I Hope They Serve Beer in Hell isn’t a completely terrible movie by any means, it’s just a majorly frustrating one. The book works on the strength of the series of stories Max has to tell, and the differences between them. They’re short, they flow well, and are entertaining as hell. The film decides to structure itself into one long narrative focusing on Tucker’s friend Dan’s Bachelor Party and subsequent wedding, while throwing in pieces of stories from the book that I didn’t recognize as being connected, mainly because they aren’t. Everything in the film is based on a true Max story, but the overall narrative of the movie is tailored to connect the dots of stories that aren’t exactly connected. I hate that approach, and it seems lazy and blatantly disrespectful of its intended audience (i.e., people who read the book).
Matt Czuchry plays Tucker Max, and his performance is fine. He’s Ivy League Stifler, with a ton of money and a vast vocabulary. The real scene stealer is Jesse Bradford as Drew, but even that character provides plenty of frustration. If Drew is based on Sling Blade from the book, which I believe he loosely is, they completely sell him out by having him bang a stripper and enter a relationship with her within a few hours of meeting her. Still, Bradford is great and is the overall biggest reason to see the film.

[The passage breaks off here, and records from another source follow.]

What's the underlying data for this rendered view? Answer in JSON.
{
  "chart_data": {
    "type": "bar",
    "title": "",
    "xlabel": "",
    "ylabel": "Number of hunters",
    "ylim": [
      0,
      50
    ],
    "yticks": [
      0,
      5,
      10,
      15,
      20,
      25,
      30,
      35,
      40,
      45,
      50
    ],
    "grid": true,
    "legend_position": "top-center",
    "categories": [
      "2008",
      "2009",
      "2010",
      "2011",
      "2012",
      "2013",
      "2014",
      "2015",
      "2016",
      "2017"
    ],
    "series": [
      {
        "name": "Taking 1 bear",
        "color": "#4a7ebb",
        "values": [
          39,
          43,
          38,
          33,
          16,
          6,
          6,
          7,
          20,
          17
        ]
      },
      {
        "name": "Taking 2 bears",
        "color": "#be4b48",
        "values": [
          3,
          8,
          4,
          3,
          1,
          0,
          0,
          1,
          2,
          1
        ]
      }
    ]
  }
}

The film actually starts off well enough. For about the first third of the movie, I found myself a tiny bit frustrated with the narrative, but it was at least entertaining. As soon as Tucker, Drew, and Dan enter the strip club in Salem, the movie completely loses its mojo.

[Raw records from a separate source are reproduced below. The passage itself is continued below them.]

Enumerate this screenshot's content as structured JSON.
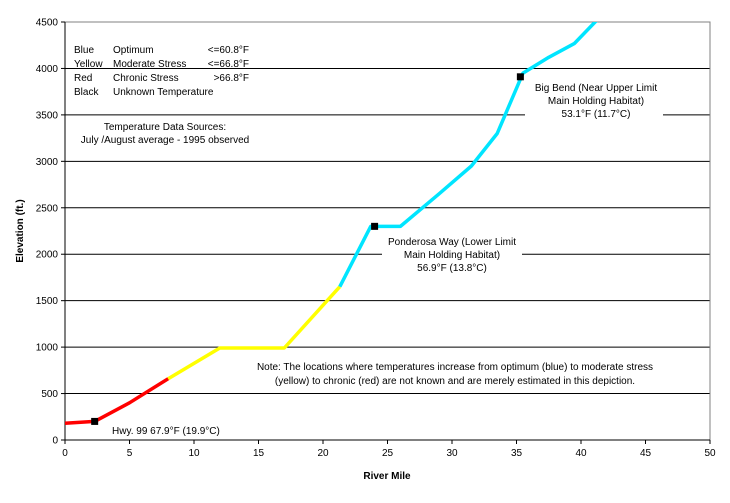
{
  "chart_data": {
    "type": "line",
    "xlabel": "River Mile",
    "ylabel": "Elevation (ft.)",
    "xlim": [
      0,
      50
    ],
    "ylim": [
      0,
      4500
    ],
    "xticks": [
      "0",
      "5",
      "10",
      "15",
      "20",
      "25",
      "30",
      "35",
      "40",
      "45",
      "50"
    ],
    "yticks": [
      "0",
      "500",
      "1000",
      "1500",
      "2000",
      "2500",
      "3000",
      "3500",
      "4000",
      "4500"
    ],
    "grid": "horizontal",
    "colors": {
      "red": "#ff0000",
      "yellow": "#ffff00",
      "blue": "#00e5ff",
      "black": "#000000"
    },
    "series": [
      {
        "color_key": "red",
        "points": [
          [
            0,
            180
          ],
          [
            2.3,
            200
          ],
          [
            5,
            400
          ],
          [
            8,
            660
          ]
        ]
      },
      {
        "color_key": "yellow",
        "points": [
          [
            8,
            660
          ],
          [
            12,
            990
          ],
          [
            17,
            990
          ],
          [
            21.3,
            1650
          ]
        ]
      },
      {
        "color_key": "blue",
        "points": [
          [
            21.3,
            1650
          ],
          [
            23.7,
            2300
          ],
          [
            26,
            2300
          ],
          [
            29,
            2650
          ],
          [
            31.5,
            2950
          ],
          [
            33.5,
            3300
          ],
          [
            35.5,
            3950
          ],
          [
            37.5,
            4120
          ],
          [
            39.5,
            4270
          ],
          [
            41.3,
            4530
          ]
        ]
      }
    ],
    "markers": [
      {
        "x": 2.3,
        "y": 200
      },
      {
        "x": 24,
        "y": 2300
      },
      {
        "x": 35.3,
        "y": 3910
      }
    ],
    "legend": {
      "rows": [
        {
          "color": "Blue",
          "label": "Optimum",
          "limit": "<=60.8°F"
        },
        {
          "color": "Yellow",
          "label": "Moderate Stress",
          "limit": "<=66.8°F"
        },
        {
          "color": "Red",
          "label": "Chronic Stress",
          "limit": ">66.8°F"
        },
        {
          "color": "Black",
          "label": "Unknown Temperature",
          "limit": ""
        }
      ]
    },
    "sources": {
      "line1": "Temperature Data Sources:",
      "line2": "July /August average - 1995 observed"
    },
    "annotations": {
      "big_bend": {
        "line1": "Big Bend (Near Upper Limit",
        "line2": "Main Holding Habitat)",
        "line3": "53.1°F (11.7°C)"
      },
      "ponderosa": {
        "line1": "Ponderosa Way (Lower Limit",
        "line2": "Main Holding Habitat)",
        "line3": "56.9°F (13.8°C)"
      },
      "hwy": "Hwy. 99  67.9°F (19.9°C)",
      "note": {
        "line1": "Note:  The locations where temperatures increase from optimum (blue) to moderate stress",
        "line2": "(yellow) to chronic (red) are not known and are merely estimated in this depiction."
      }
    }
  }
}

The initial scene in the strip club, which involves Tucker and Drew exchanging insults with a handful of strippers, seems to drag on for an eternity. They just work their way up and down the coach, between Max’s direct sexism and Drew’s brooding sense of humor. The jokes could have worked, but the volume of them takes away from the overall impact of the humor. The strip club literally eats up almost the entire middle third of the movie, and it’s here that the everything begins to flail.
Perhaps the biggest mistake the film makes is letting the real Max collaborate on the screenplay. He’s a talented writer and I like his style, but the temptation is too great for him to embellish with the film version of the character, especially with the dialogue. The dialogue in the book is minimal, and the humor works because it isn’t reliant on the dialogue to carry the story. The film wants to rely entirely on dialogue, and it gets a tad verbose in the middle and ending sections. Max had no official screenwriting credentials, and perhaps him just assisting with the production and handing it off to a skilled screenwriter would have at least improved the structure and flow of the movie.
Honestly, unless you read the book you won’t want to see this. And if you read the book you’ll only be disappointed. The narrative is frustrating and the dialogue is too self-indulgent. It was obviously rushed into production, and I don’t doubt that had their not been such a rush to strike while the iron was hot, the quality would have actually improved. I think the book, had the real Tucker Max been up to it, would have worked great as a half-hour show on HBO, where the smarmy, intellectual dialogue coupled with the overall crassness of the situations could have worked in a more abbreviated medium. As a feature film, it’s unnecessary.